Telema nodded, sensing evasion. “Their first to go more according to plan rather than less.” She swirled her drink. “But I'm not talking about your paper. I mean, why, personally, are you interested in Guatemala?”

Jean panicked, wondering if to tell her about Maya would mean she'd been lying before. She felt this going somewhere, and could not sustain the fiction of childlessness for long. But in her last lecture, Telema had touched upon international adoptions.
Assimilation
, she'd decreed,
is violent. A violence upon the psyche
.

Plus, if she talked about Maya now, after several drinks, she feared she'd cry.

“A writer with two graduate degrees doesn't pay to take an undergraduate class. You're educated. You know how to learn. Why didn't you just use your library card?”

“I'm not that self-motivated,” Jean said, feeling unmoored. They both had drunk way too much for a simple student-teacher conference. And Telema kept insisting she didn't care about Jean's paper. Jean felt, more and
more, that this was a date. The idea thrilled her. She'd only been on a handful of dates in fifteen years, since Maya.

“For a fiction-teller, you aren't a very good liar.” Yes, flirtation.

“I'm not sure what you mean.”

“You're writing a book.” It was clear that the idea of it thrilled Telema. “You're writing a fiction book about Guatemala.”

“Yes,” Jean lied, wanting to please her, not wanting to ruin her chances by introducing a sullen teenager to their date.

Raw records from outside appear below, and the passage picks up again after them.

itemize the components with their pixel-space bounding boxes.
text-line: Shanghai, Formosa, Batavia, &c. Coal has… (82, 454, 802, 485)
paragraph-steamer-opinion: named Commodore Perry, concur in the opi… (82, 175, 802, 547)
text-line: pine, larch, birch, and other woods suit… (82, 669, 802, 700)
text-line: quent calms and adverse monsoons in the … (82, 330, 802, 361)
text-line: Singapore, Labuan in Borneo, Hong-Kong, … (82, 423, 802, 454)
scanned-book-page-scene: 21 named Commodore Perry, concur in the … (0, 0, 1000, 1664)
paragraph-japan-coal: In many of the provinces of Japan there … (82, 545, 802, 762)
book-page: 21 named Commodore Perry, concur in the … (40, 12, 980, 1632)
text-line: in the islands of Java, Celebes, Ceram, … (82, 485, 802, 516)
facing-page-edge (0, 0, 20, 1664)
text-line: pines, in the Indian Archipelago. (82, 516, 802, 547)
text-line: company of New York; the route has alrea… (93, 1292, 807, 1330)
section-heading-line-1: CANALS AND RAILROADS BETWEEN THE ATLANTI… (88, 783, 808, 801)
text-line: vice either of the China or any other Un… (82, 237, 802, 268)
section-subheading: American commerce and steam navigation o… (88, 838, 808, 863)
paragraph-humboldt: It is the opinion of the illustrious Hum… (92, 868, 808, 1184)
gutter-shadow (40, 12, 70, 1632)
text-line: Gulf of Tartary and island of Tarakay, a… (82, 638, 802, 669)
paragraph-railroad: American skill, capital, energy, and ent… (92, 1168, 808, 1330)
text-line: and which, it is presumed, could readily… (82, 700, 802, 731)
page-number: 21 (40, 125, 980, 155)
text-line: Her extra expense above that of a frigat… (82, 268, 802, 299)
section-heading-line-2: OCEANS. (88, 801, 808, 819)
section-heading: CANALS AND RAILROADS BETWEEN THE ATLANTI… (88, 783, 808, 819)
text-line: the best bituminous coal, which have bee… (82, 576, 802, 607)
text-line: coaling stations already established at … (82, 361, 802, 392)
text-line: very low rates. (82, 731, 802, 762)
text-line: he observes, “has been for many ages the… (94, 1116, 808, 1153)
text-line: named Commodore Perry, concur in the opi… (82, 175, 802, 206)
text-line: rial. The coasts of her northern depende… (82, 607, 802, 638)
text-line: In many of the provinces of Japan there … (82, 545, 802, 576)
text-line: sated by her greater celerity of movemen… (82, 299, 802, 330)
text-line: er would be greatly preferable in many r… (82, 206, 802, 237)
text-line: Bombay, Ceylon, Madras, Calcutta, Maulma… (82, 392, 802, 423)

Jean did have two MFAs in fiction, although she was no longer a writer. She was an editor. With no desire to write a book, she knew she'd never write one about anything, let alone Guatemala.

“I've always thought that fiction was the best way to approach Guatemala. You see, there are more lies than truth in the history of that little country.” Telema held up two fingers spaced slightly, to demonstrate how small the country was. Then she brought them to her teeth to work on a hangnail she'd been mercilessly pursuing all evening. “Are you writing about Guatemalan women?” Back in teacher mode now, Telema wrote something in her notebook.

“In a way. Maids and nannies.” Jean had no idea what she was saying, but those were the only Mayan women she'd ever seen in Los Angeles.

“Little bombs,” Telema proclaimed.

“Excuse me?”

“Little bombs,” she enunciated, as if Jean just hadn't understood the words. “A long time ago, the profession was a tool of strategic warfare. The Maya were so desperate for land that sometimes they'd send their teenage daughters to white and Hispanic landowners as maids. Their job, of course, was not to clean and cook. It was to seduce the patriarch, to get pregnant.”

“Seriously? How do you know?”

“It was my doctoral thesis. A little girl of fourteen, dressed up and educated in the ways of seduction,” Telema mused, jostling the melting ice cubes in her glass. “The hope, of course, was to blackmail the man into giving her a bit of land, to just go away and keep quiet. And if that didn't work, when the man died and his family went back to Europe or the States, he might leave some of his Guatemalan land to his half-Indian children.”